Borehole nuclear measurements are fundamental for the geosciences in general, and the petroleum industry in particular. They provide a variety of well logs from which petrophysicists estimate in-situ porosity, mineral/ fluid composition, water saturation, and shale/clay content, among other properties. Nuclear modeling is commonly used to design borehole logging tools, calibrate the measurements to nuclear properties, relate nuclear properties and rock properties, perform sensitivity analysis, and improve the petrophysical interpretation of measurements acquired under complex geological, petrophysical, and geometrical conditions.

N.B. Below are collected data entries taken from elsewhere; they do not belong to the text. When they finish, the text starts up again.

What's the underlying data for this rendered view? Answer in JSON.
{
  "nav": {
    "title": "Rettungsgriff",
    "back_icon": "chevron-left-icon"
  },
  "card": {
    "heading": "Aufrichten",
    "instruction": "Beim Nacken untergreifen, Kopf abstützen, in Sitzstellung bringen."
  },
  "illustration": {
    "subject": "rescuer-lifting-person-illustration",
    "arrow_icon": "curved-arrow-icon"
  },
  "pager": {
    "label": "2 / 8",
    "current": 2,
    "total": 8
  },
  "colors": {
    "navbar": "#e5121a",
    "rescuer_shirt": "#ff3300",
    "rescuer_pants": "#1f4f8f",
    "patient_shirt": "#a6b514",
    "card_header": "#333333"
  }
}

There are two main approaches to numerically simulate borehole nuclear measurements. The first and most common approach uses Monte Carlo methods to reproduce the transport of millions of individual particles and infer their average behavior. Algorithms, such as the Monte- Carlo N-Particle code (MCNP), are essential for designing and calibrating borehole nuclear instruments because they simulate nuclear tool responses with a high degree of accuracy for a wide range of material properties and measurement conditions. Such algorithms are, however, computationally expensive and therefore impractical for routine petrophysical analysis. The second approach employs quasilinear perturbation approximations to rapidly and accurately simulate nuclear tool responses using the concept of spatial flux sensitivity functions (FSFs). Fast- forward models based on FSF perturbations have been used successfully in inversion-based interpretation workflows to mitigate environmental, layer-thickness, and mud-filtrate invasion effects on nuclear measurements. This paper is intended as a practical, open, and reproducible guide to implement the above two methods for modeling borehole nuclear measurements.

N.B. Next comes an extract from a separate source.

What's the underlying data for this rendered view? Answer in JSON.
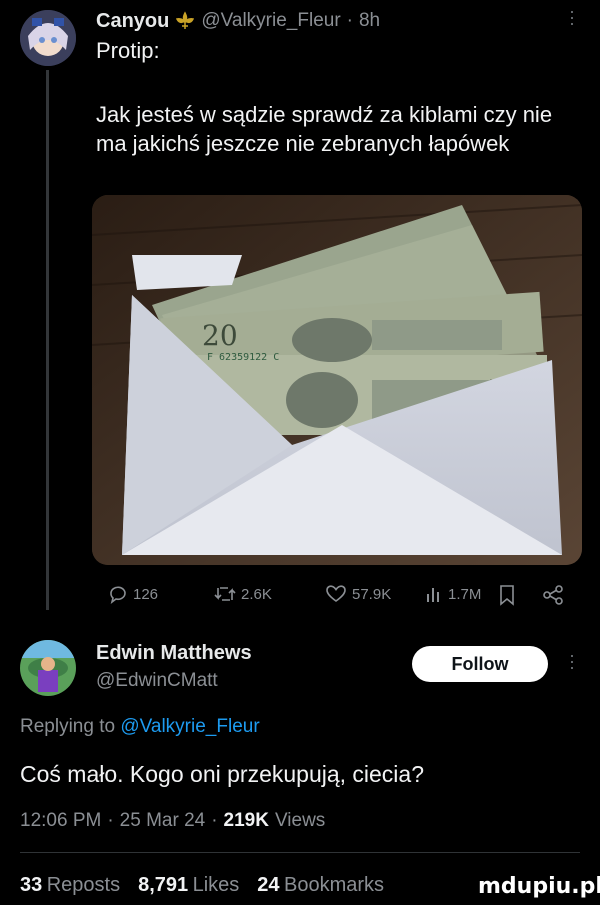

We first provide practical guidelines for modeling borehole nuclear measurements with MCNP. After describing important requirements for defining both source and detectors, a method is introduced to accurately model gamma-ray spectra acquired with borehole logging tools. The method couples MCNP with the gamma detector response and analysis software – detector response function (GADRAS-DRF) to compute the response of gamma-ray and neutron detectors when they are exposed to radiation sources. Instructions are also given for processing MCNP tally results and simulating tool rotation and tool movement along the borehole.

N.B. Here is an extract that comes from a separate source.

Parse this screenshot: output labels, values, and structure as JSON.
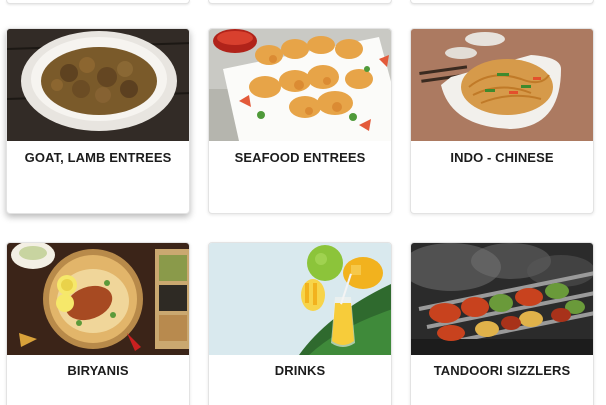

Next, we review best practices for developing rapid numerical simulations of borehole nuclear measurements using FSFs. By superimposing mesh tallies upon the forward-adjoint generator embedded in MCNP, a new procedure is introduced to compute FSFs without modifications to the MCNP source code. This updated method yields improved approximations of the FSFs because it makes use of track-length estimates when calculating particle flux within the formation. Calculated FSFs are also independent of grid-size variations, a notable improvement upon previous implementations.

The accompanying downloadable documents are central components of this paper: they include input decks for a set of generic wireline (WL) and logging-while- drilling (LWD) nuclear tools, referred to as the Longhorn nuclear well-logging tools, as well as useful algorithms to process MCNP tally results efficiently and to generate FSFs for the purpose of performing fast and accurate numerical simulations of borehole nuclear measurements.